Die Eltern der Berthold-Otto-schule weisen auf das von den Lehrern ihrer Schule entwickelte Konzept einer Werkstattschule hin, das die besonderen Bedürfnisse ihrer Kinder beim Übergang von Schule zur Berufsausbildung berücksichtigt. Sie sind der Meinung, dass gerade unter den momentanen schulischen Verhältnissen und Veränderungen eine solche Schule für ihre Kinder ein Rettungsanker sein könne.

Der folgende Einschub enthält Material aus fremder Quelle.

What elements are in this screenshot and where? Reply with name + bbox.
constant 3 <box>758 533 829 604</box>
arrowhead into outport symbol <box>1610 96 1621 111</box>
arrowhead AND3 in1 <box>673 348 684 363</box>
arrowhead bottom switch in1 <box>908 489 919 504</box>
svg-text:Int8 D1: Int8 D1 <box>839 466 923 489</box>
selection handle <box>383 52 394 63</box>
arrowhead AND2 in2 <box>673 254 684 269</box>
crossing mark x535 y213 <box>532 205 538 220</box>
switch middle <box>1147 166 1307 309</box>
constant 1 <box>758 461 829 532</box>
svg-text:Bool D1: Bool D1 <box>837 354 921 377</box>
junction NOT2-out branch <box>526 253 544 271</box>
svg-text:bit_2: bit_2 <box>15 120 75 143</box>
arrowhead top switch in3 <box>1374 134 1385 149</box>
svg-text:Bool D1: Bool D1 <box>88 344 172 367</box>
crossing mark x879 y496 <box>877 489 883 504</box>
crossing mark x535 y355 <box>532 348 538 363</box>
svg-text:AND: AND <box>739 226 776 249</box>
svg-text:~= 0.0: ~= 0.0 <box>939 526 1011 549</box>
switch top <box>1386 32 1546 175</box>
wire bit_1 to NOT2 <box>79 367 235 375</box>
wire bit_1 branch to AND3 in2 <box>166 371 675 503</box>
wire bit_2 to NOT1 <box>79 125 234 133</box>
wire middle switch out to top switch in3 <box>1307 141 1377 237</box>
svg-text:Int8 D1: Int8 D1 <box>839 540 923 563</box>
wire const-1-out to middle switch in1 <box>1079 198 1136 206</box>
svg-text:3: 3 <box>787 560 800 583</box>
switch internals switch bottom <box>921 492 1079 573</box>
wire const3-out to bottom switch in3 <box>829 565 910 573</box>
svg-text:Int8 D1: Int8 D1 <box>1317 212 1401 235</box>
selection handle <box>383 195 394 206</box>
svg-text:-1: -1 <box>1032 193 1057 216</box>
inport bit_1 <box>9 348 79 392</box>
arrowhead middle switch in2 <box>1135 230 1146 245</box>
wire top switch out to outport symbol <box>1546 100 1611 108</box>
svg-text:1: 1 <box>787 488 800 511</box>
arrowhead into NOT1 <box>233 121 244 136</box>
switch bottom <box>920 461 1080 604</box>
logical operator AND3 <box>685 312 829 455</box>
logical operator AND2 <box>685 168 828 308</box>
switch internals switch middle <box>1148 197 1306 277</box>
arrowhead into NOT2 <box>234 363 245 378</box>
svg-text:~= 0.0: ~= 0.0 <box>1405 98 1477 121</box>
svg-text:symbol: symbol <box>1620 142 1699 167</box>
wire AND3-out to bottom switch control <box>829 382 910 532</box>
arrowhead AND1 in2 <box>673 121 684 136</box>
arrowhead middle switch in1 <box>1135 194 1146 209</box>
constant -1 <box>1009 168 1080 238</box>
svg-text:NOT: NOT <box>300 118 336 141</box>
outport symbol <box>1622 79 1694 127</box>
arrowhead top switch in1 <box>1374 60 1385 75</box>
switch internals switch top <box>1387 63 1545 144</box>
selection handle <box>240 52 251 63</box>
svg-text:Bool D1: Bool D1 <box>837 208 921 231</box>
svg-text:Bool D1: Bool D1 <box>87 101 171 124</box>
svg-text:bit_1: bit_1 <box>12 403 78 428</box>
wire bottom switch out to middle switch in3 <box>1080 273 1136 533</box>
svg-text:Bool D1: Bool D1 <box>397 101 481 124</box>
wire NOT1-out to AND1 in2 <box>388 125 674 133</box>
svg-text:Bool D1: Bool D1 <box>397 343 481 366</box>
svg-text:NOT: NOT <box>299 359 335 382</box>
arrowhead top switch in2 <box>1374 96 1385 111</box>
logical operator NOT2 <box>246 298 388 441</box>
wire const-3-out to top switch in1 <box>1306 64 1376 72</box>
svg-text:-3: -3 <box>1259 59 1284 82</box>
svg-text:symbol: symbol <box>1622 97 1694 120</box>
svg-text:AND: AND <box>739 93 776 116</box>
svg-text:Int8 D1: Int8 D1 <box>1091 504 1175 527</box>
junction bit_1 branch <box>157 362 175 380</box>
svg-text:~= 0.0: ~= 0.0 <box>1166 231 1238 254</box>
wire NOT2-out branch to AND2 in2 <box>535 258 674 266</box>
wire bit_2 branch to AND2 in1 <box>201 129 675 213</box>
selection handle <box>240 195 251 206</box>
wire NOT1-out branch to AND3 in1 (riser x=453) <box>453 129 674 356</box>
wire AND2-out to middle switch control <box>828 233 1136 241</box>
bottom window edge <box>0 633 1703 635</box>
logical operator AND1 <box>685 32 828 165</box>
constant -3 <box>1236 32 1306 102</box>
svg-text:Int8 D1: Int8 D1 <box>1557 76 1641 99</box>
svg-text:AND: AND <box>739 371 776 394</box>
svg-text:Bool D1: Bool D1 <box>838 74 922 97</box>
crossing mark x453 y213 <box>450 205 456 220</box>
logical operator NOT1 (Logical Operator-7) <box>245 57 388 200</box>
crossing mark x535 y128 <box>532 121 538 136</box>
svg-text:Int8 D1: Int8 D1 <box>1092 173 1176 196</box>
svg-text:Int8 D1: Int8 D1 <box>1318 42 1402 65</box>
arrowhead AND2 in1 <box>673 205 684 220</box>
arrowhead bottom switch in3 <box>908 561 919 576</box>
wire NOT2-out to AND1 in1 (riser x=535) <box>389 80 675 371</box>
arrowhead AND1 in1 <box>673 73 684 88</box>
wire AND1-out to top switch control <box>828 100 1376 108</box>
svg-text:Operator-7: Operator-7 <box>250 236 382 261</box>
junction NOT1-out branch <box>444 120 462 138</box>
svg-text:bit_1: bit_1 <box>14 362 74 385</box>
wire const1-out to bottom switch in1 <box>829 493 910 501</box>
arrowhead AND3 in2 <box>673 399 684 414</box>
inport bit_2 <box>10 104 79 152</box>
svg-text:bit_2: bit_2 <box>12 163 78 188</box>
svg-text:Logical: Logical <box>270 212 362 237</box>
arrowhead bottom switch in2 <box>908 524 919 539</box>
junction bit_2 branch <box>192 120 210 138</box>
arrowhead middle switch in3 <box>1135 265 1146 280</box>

„Um auf unsere Situation aufmerksam zu machen und Ihnen einmal zu zeigen, was für ein Potential in unseren Kindern steckt, überreichen wir Ihnen mit diesem Schreiben eine ,Wunschrolle‘ mit den Berufswünschen unserer Kinder und auch den Wünschen der Eltern“, so Karin Edlich gegenüber Helge Zychlinski am Mittwoch im Rathaus. Zychlinski versicherte, dass er absolut nicht vorhabe, die Schüler der Berthold-Otto-Schule im Regen stehen zu lassen. Allerdings müsse die Kommune als Schulträger die Vorgaben des Landes und der Landesschulbehörde umsetzen, gab Zychlinski zu bedenken und riet den Eltern, ihre grundsätzlichen Bedenken doch einmal an dieser Stelle vorzutragen. Er arbeite nach der Maxime „Keiner darf verloren gehen“, versicherte der Bürgermeister. Die Kommune sei bemüht, für die Schüler die bestmöglichen Bedingungen nach ihren Möglichkeiten zu schaffen. „Es macht mir keinen Spaß, die Berthold-Otto-Schule aufzulösen, und bei der Hauptschule genausowenig“, sagte Zychlinski zu den Eltern. Er habe zum Beispiel bewusst veranlasst, dass die Schulsozialarbeit komplett zu diesen Schülern rübergezogen wird. „Die brauchen das jetzt in dieser schwierigen Phase“, so Zychlinski. Er betonte mehrfach die „hervorragende Zusammenarbeit mit der Schulleitung der Berthold-Otto-Schule. Man arbeite zusammen an Lösungen.
Zu den Bedenken der Eltern, die Schüler könnten durch die Umbauarbeiten für den Kindergarten in ihrem Schulgebäude gestört werden, erklärte der Bürgermeister, es werde darauf geachtet, dass der Schulbetrieb so wenig wie möglich gestört werde.